Crash course in Japanese tattoo history


If you are thinking of the Japanese tattoos as an ancient trademark of a culture you are wrong.

Contrary to popular belief they only reached their peak in the 18th century. This sadly means that samurais never had tattoos. They still remain cool though because they had weird hairdos and they used to chop limbs off.

Of course a legitimate question arises. What makes these goddamn tattoos so special anyway. The horimono or irezumi tattoos as they were called back then were quite different in concept from their Western counterparts. They were more or less almost like paintings depicting scenes with gods which happened to be popular at the moment. The whole craze would have probably died off, if by accident or rather forced Japan decided to finally cease its isolation. This means that Japanese tattoos began to spread like wildfire through the Western world.

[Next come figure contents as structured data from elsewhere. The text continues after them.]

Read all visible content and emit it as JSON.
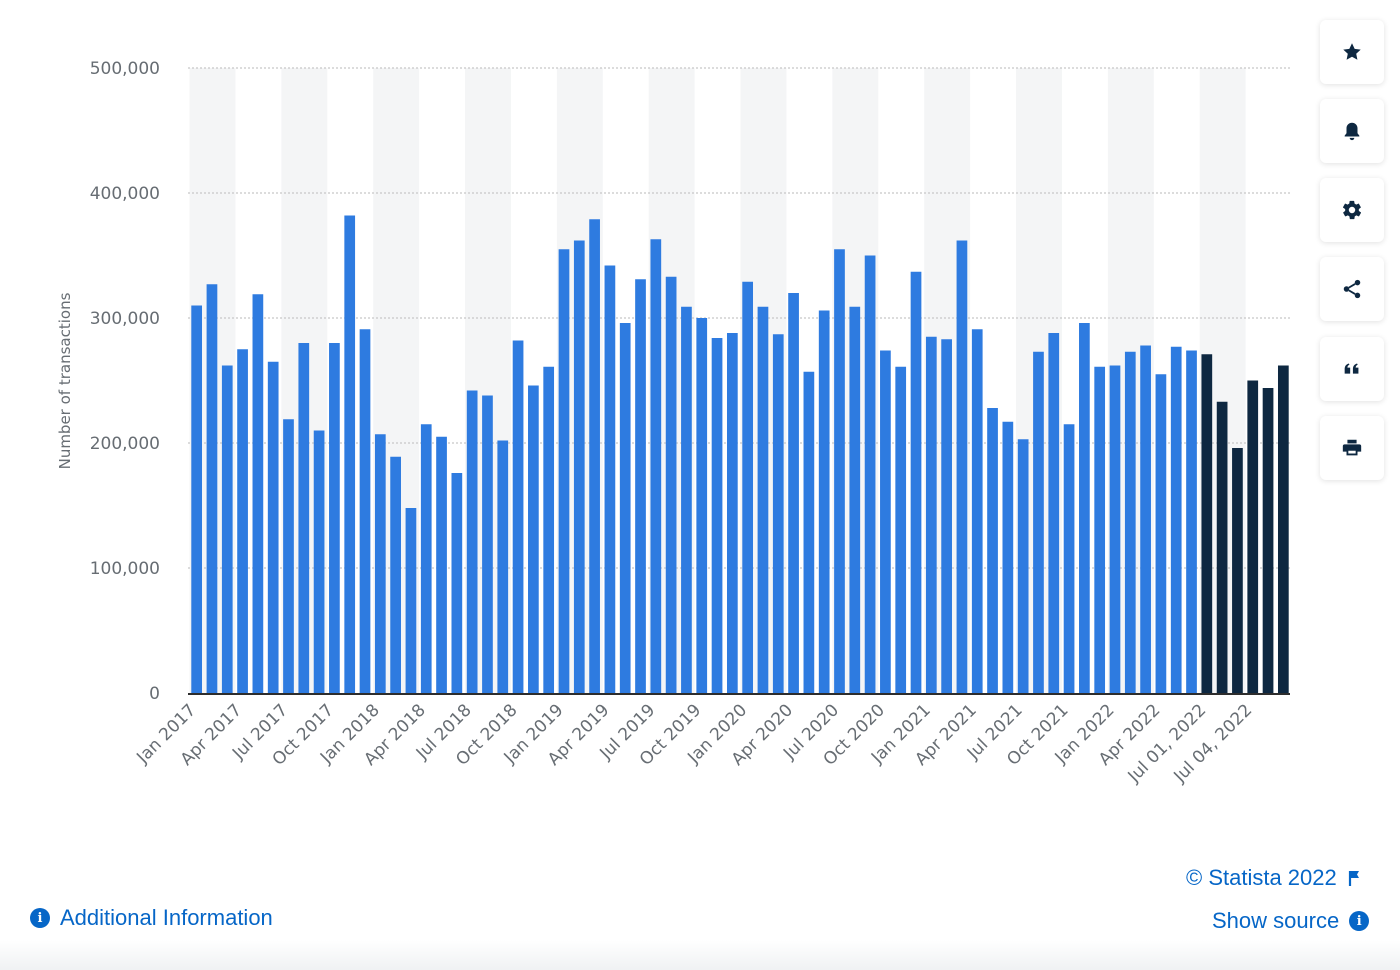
{
  "chart_data": {
    "type": "bar",
    "ylabel": "Number of transactions",
    "ylim": [
      0,
      500000
    ],
    "yticks": [
      0,
      100000,
      200000,
      300000,
      400000,
      500000
    ],
    "ytick_labels": [
      "0",
      "100,000",
      "200,000",
      "300,000",
      "400,000",
      "500,000"
    ],
    "grid": true,
    "categories": [
      "Jan 2017",
      "Feb 2017",
      "Mar 2017",
      "Apr 2017",
      "May 2017",
      "Jun 2017",
      "Jul 2017",
      "Aug 2017",
      "Sep 2017",
      "Oct 2017",
      "Nov 2017",
      "Dec 2017",
      "Jan 2018",
      "Feb 2018",
      "Mar 2018",
      "Apr 2018",
      "May 2018",
      "Jun 2018",
      "Jul 2018",
      "Aug 2018",
      "Sep 2018",
      "Oct 2018",
      "Nov 2018",
      "Dec 2018",
      "Jan 2019",
      "Feb 2019",
      "Mar 2019",
      "Apr 2019",
      "May 2019",
      "Jun 2019",
      "Jul 2019",
      "Aug 2019",
      "Sep 2019",
      "Oct 2019",
      "Nov 2019",
      "Dec 2019",
      "Jan 2020",
      "Feb 2020",
      "Mar 2020",
      "Apr 2020",
      "May 2020",
      "Jun 2020",
      "Jul 2020",
      "Aug 2020",
      "Sep 2020",
      "Oct 2020",
      "Nov 2020",
      "Dec 2020",
      "Jan 2021",
      "Feb 2021",
      "Mar 2021",
      "Apr 2021",
      "May 2021",
      "Jun 2021",
      "Jul 2021",
      "Aug 2021",
      "Sep 2021",
      "Oct 2021",
      "Nov 2021",
      "Dec 2021",
      "Jan 2022",
      "Feb 2022",
      "Mar 2022",
      "Apr 2022",
      "May 2022",
      "Jun 2022",
      "Jul 01, 2022",
      "Jul 02, 2022",
      "Jul 03, 2022",
      "Jul 04, 2022",
      "Jul 05, 2022",
      "Jul 06, 2022"
    ],
    "xtick_labels": [
      {
        "index": 0,
        "text": "Jan 2017"
      },
      {
        "index": 3,
        "text": "Apr 2017"
      },
      {
        "index": 6,
        "text": "Jul 2017"
      },
      {
        "index": 9,
        "text": "Oct 2017"
      },
      {
        "index": 12,
        "text": "Jan 2018"
      },
      {
        "index": 15,
        "text": "Apr 2018"
      },
      {
        "index": 18,
        "text": "Jul 2018"
      },
      {
        "index": 21,
        "text": "Oct 2018"
      },
      {
        "index": 24,
        "text": "Jan 2019"
      },
      {
        "index": 27,
        "text": "Apr 2019"
      },
      {
        "index": 30,
        "text": "Jul 2019"
      },
      {
        "index": 33,
        "text": "Oct 2019"
      },
      {
        "index": 36,
        "text": "Jan 2020"
      },
      {
        "index": 39,
        "text": "Apr 2020"
      },
      {
        "index": 42,
        "text": "Jul 2020"
      },
      {
        "index": 45,
        "text": "Oct 2020"
      },
      {
        "index": 48,
        "text": "Jan 2021"
      },
      {
        "index": 51,
        "text": "Apr 2021"
      },
      {
        "index": 54,
        "text": "Jul 2021"
      },
      {
        "index": 57,
        "text": "Oct 2021"
      },
      {
        "index": 60,
        "text": "Jan 2022"
      },
      {
        "index": 63,
        "text": "Apr 2022"
      },
      {
        "index": 66,
        "text": "Jul 01, 2022"
      },
      {
        "index": 69,
        "text": "Jul 04, 2022"
      }
    ],
    "values": [
      310000,
      327000,
      262000,
      275000,
      319000,
      265000,
      219000,
      280000,
      210000,
      280000,
      382000,
      291000,
      207000,
      189000,
      148000,
      215000,
      205000,
      176000,
      242000,
      238000,
      202000,
      282000,
      246000,
      261000,
      355000,
      362000,
      379000,
      342000,
      296000,
      331000,
      363000,
      333000,
      309000,
      300000,
      284000,
      288000,
      329000,
      309000,
      287000,
      320000,
      257000,
      306000,
      355000,
      309000,
      350000,
      274000,
      261000,
      337000,
      285000,
      283000,
      362000,
      291000,
      228000,
      217000,
      203000,
      273000,
      288000,
      215000,
      296000,
      261000,
      262000,
      273000,
      278000,
      255000,
      277000,
      274000,
      271000,
      233000,
      196000,
      250000,
      244000,
      262000
    ],
    "bar_colors": {
      "monthly": "#2e7be0",
      "daily": "#0e2841"
    },
    "daily_start_index": 66
  },
  "sidebar_icons": [
    "star-icon",
    "bell-icon",
    "gear-icon",
    "share-icon",
    "quote-icon",
    "print-icon"
  ],
  "footer": {
    "copyright": "© Statista 2022",
    "additional_info": "Additional Information",
    "show_source": "Show source"
  },
  "colors": {
    "link": "#0666c7",
    "band": "#f4f5f6",
    "grid": "#c8c8c8",
    "axis": "#2d2d2d"
  }
}
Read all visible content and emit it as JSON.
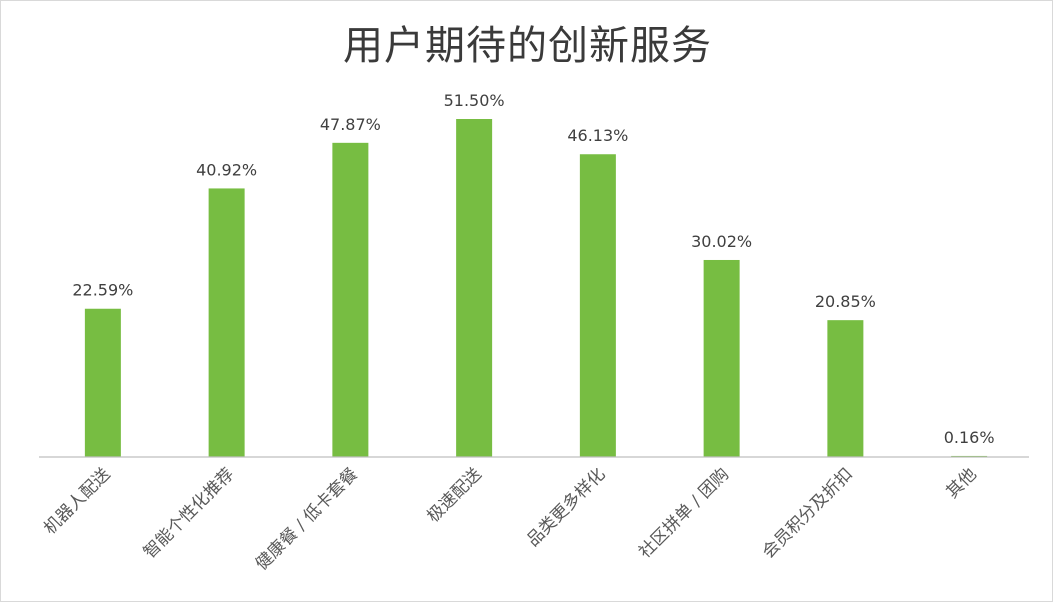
{
  "chart_data": {
    "type": "bar",
    "title": "用户期待的创新服务",
    "categories": [
      "机器人配送",
      "智能个性化推荐",
      "健康餐 / 低卡套餐",
      "极速配送",
      "品类更多样化",
      "社区拼单 / 团购",
      "会员积分及折扣",
      "其他"
    ],
    "values": [
      22.59,
      40.92,
      47.87,
      51.5,
      46.13,
      30.02,
      20.85,
      0.16
    ],
    "value_labels": [
      "22.59%",
      "40.92%",
      "47.87%",
      "51.50%",
      "46.13%",
      "30.02%",
      "20.85%",
      "0.16%"
    ],
    "xlabel": "",
    "ylabel": "",
    "ylim": [
      0,
      55
    ],
    "grid": false,
    "legend": "none",
    "bar_color": "#77bd42",
    "axis_color": "#bfbfbf"
  }
}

Tzar Alexander got one when he made a visit there. This probably didn’t make him very popular with the nobility, but the rumor is that Rasputin gave him the thumb up and to be honest when that man approved something it must have been something truly awesome. Too bad that both Rasputin and tzar Alexander had a horrible, gruesome death.

After a while Japan got civilized and tattoos went underground, soon being considered as a trademark of the infamous Yakuza.

Today though this art is seeing a resurrection probably because they got tired of the manga cartoons, although this statement may be a little overoptimistic.